Un recul mesurable du marché du travail
Les derniers indicateurs de l'Insee montrent que le taux de chômage atteint 8,3% au deuxième trimestre, un niveau qui n'avait pas été observé depuis la fin de 2020. Ce chiffre marque une hausse par rapport au 8,1% du trimestre précédent et dépasse les 8,2% anticipés par les économistes. Pour les salariés et les demandeurs d'emploi, cela signifie une plus grande concurrence sur le marché du travail et des trajectoires professionnelles plus incertaines.
Quelles causes et quelles limites pour la reprise ?
Les auteurs des notes économiques soulignent plusieurs facteurs qui pèsent sur l'emploi : la volatilité des prix de l'énergie, liée notamment aux tensions internationales, et une activité économique encore fragile. Si certains signaux positifs apparaissent — amélioration de la confiance des entreprises et hausse du volume des nouvelles commandes au début du troisième trimestre — ils restent insuffisants pour inverser la tendance générale.
- Contexte externe : instabilité géopolitique et coûts énergétiques qui pèsent sur les marges et la demande internationale.
- Confiance des entreprises : en légère amélioration mais faible par rapport aux normes historiques.
- Secteur des services : en enchaînement de suppressions d'emplois, selon les observations de juillet.
Conséquences politiques et pour les acteurs économiques
Cette poussée du chômage compromet l'ambition présidentielle de parvenir au plein emploi d'ici la fin du second mandat. Le retournement du marché du travail ouvre un terrain d'attaque pour les oppositions politiques, qui peuvent s'appuyer sur cette dégradation pour critiquer les choix récents en matière de fiscalité et de réformes du travail. Pour les employeurs, la situation crée un double enjeu : gérer la prudence dans les projets de recrutement tout en faisant face à une demande domestique encore fragile. Pour les salariés et chômeurs, l'augmentation du taux signifie des trajectoires d'insertion plus longues et une pression accrue sur les dispositifs d'accompagnement.
Signes contradictoires : pourquoi l'optimisme reste limité
Les économistes notent que la croissance des nouvelles commandes au début du troisième trimestre provient principalement du marché intérieur, tandis que les activités à l'export reculent sensiblement. Les taux d'intérêt élevés et l'instabilité politique pèsent sur l'appétit des entreprises pour l'investissement et l'embauche.

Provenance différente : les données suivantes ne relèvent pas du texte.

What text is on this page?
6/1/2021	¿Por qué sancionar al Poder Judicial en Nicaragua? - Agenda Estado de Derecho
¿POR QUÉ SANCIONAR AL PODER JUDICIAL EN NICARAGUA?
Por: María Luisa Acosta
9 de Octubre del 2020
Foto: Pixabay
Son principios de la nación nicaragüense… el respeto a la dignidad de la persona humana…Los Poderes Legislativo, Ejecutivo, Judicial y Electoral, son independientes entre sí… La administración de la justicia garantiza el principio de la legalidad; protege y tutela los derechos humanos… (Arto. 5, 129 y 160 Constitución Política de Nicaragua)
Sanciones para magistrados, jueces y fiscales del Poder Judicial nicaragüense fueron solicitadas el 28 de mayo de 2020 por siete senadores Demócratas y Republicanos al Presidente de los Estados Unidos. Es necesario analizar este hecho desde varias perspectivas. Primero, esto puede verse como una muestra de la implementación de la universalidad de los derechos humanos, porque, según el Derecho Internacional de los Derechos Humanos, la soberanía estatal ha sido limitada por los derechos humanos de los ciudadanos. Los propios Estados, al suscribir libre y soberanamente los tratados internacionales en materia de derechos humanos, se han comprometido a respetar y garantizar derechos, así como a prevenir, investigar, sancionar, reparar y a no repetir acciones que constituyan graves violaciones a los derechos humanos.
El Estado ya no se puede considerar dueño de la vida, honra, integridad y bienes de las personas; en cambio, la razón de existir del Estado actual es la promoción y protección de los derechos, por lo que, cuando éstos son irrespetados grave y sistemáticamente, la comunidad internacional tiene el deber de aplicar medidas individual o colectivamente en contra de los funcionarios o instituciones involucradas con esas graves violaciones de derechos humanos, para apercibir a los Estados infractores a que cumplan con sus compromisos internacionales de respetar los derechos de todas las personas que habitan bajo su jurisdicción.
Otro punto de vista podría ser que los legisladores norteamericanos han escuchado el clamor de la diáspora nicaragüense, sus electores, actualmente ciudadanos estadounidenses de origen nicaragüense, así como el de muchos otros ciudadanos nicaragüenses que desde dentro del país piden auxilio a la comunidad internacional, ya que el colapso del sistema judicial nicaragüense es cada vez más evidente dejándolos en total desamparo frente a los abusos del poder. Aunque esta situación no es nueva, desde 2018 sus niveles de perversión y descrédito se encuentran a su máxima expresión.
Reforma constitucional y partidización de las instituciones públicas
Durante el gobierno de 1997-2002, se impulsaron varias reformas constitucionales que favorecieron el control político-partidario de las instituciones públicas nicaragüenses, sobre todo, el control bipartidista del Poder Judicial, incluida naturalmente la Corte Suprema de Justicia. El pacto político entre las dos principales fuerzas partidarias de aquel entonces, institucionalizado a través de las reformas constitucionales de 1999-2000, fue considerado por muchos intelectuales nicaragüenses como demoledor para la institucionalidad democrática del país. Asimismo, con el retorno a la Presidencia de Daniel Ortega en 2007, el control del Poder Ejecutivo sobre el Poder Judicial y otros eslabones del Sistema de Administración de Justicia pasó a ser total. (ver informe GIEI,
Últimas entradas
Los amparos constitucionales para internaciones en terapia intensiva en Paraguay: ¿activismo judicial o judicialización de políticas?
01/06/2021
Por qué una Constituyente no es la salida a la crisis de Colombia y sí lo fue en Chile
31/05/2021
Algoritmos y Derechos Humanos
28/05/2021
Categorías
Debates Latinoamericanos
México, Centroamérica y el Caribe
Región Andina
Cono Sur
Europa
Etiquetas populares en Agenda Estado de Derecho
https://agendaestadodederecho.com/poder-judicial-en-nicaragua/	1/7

Même si certaines pressions sur les coûts se relâchent, la reprise n'a pas encore dégagé une dynamique capable de réduire nettement le chômage.
| Indicateur | Valeur |
|---|---|
| Taux de chômage (T2) | 8,3% |
| Taux précédent | 8,1% |
| Prévision des économistes | 8,2% |
Ce que cela change pour demain
À court terme, l'évolution du chômage réduit la marge de manœuvre politique pour des mesures visant à stimuler immédiatement l'emploi. Les entreprises risquent de maintenir des recrutements en attente ou d'accélérer des restructurations, en particulier dans les services où les suppressions d'emplois se sont intensifiées en juillet. Pour les demandeurs d'emploi, l'impact sera tangible : allongement des durées de recherche et renforcement des besoins en formation et accompagnement.
En l'absence d'inflexion claire de la conjoncture internationale et d'un regain durable de la demande, le marché du travail risque de rester sous tension. Les prochaines publications de l'Insee et les données sur l'activité au troisième trimestre seront scrutées par les acteurs publics et privés pour ajuster leurs stratégies de recrutement et leurs politiques d'accompagnement.